Mais désormais, fini les mathématiques. Fall Of Messiah est devenu une entité plus contemplative, moins torturée. L'éther a pris le dessus sur l'algèbre. How To See Beyond Fields, sorti en Mars 2014, dévoile un visage nouveau, plus grave, plus rêveur. Le post-rock a quasi-complètement englouti leur math-rock entre défouloir et déconne, précisément inspiré par la vie qui les entoure dans leur petite province sage. On s'imagine alors propulsé dans ces contrées, et prendre une bouffée d'un air meilleur dans les coins de campagne qu'offre le canton de Bailleul, sur les arpèges qui se soulèvent au milieu de « La Résonance des Hangars », un titre qui ainsi évoque, en faisant le rapprochement avec le titre de l'EP, le vide des entrepôts à l'abandon que l'on trouve quelquefois dans le Nord de la France (et pour mon cas, dans ma banlieue ça marche aussi), témoin des fastes passés d'une industrie fertile, là ou un canton entier peut dépendre d'une simple usine, et où sa fermeture peut signer l'arrêt de mort de centaines de familles. Et l'on s'y imagine la vie qu'il y a eu, la sueur versée, les efforts délivrés quotidiennement, la terre cultivée, à flux tendu. Tout ceci se dessine dans la tête, la vie des gens qui vivent dans ces vieux pavillons, des grands-parents du village, de ce petit vieux qui erre dans la rue en allant chercher sa baguette et son journal. De ce silence tantôt paisible, tantôt pesant qui règne sur la ville. Et de ces rares jeunes qui se demandent quoi faire de ce restant de vie. Fall Of Messiah a trouvé la réponse : en faisant rêver, et en vivant ses rêves.
Their hands are speaking for them, forged by working the lands, tired of digging their own grave. "Chez eux, la misère de la vie leur a inculqué l'art du silence." - "Raynaud"

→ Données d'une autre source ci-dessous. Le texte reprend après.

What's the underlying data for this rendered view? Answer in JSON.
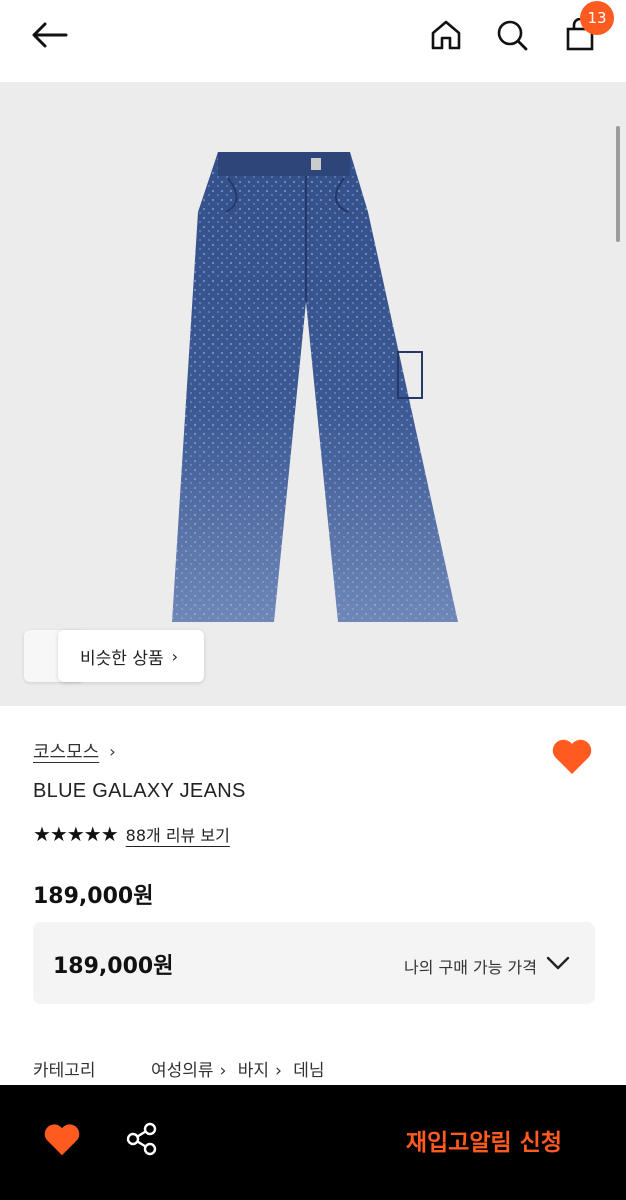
{
  "header": {
    "cart_count": "13",
    "icons": [
      "back-arrow-icon",
      "home-icon",
      "search-icon",
      "shopping-bag-icon"
    ]
  },
  "hero": {
    "similar_label": "비슷한 상품",
    "similar_chevron": "›"
  },
  "product": {
    "brand": "코스모스",
    "brand_chevron": "›",
    "title": "BLUE GALAXY JEANS",
    "stars": "★★★★★",
    "review_link": "88개 리뷰 보기",
    "price": "189,000원",
    "my_price": "189,000원",
    "my_price_label": "나의 구매 가능 가격",
    "category_label": "카테고리",
    "category_path": [
      "여성의류",
      "바지",
      "데님"
    ]
  },
  "bottom_bar": {
    "cta_label": "재입고알림 신청"
  },
  "colors": {
    "accent": "#ff5a1f",
    "bar_bg": "#000000",
    "hero_bg": "#ececec"
  }
}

Mélanger screamo, post-rock et petit solo de trompette, y'a que les américains pour le faire proprement, mais avec "Raynaud", ils réussissent sans que ça tombe dans le saugrenu ou dans le registre « fête du village ». C'est le disque le plus chargé en émotions qu'a sorti le groupe jusque là, malgré le silence qui règne sur les compositions, hormis quelques rares mots hurlés comme le déchirant couplet de « Raynaud ». Il montre également la facette la plus dépouillée de l'univers musical des garçons, avec « Als ik mijn grond niet kan voeren, wie zal mijn kinderen voeden », un titre tout en délicatesse, accompagné par un piano joué sur un ton plutôt triste, et qui continue de nous accompagner sur « Att lägga sitt liv i träda », nous menant vers un contraste entre riffs saccadés et enjoués, et d'autres soundscapes plus dramatiques. l'EP se termine entre acoustique, harmonica et mélodies légères avec "A farmer's son", dans la douceur et la chaleur, comme pour finir le voyage au coin d'un feu dans une forêt locale un soir d'été. How To See Beyond Fields est ainsi bien différent de son prédécesseur, et a posé les bases du style vers lequel Fall Of Messiah s'épanouit désormais, et peaufine tranquillement. Et encore une fois dans la discrétion la plus totale, mais cette fois-ci épaulés par Holy Roar Records, I.Corrupt Records et Voice Of The Unheard, ils reviennent en ce début 2016 avec un nouvel EP 7 titres, Empty Colors, Et non, le niveau n'a toujours pas baissé, désolé pour toi si tu comptais également faire bouger les choses dans la scène post-rock inexistante de ton village paumé.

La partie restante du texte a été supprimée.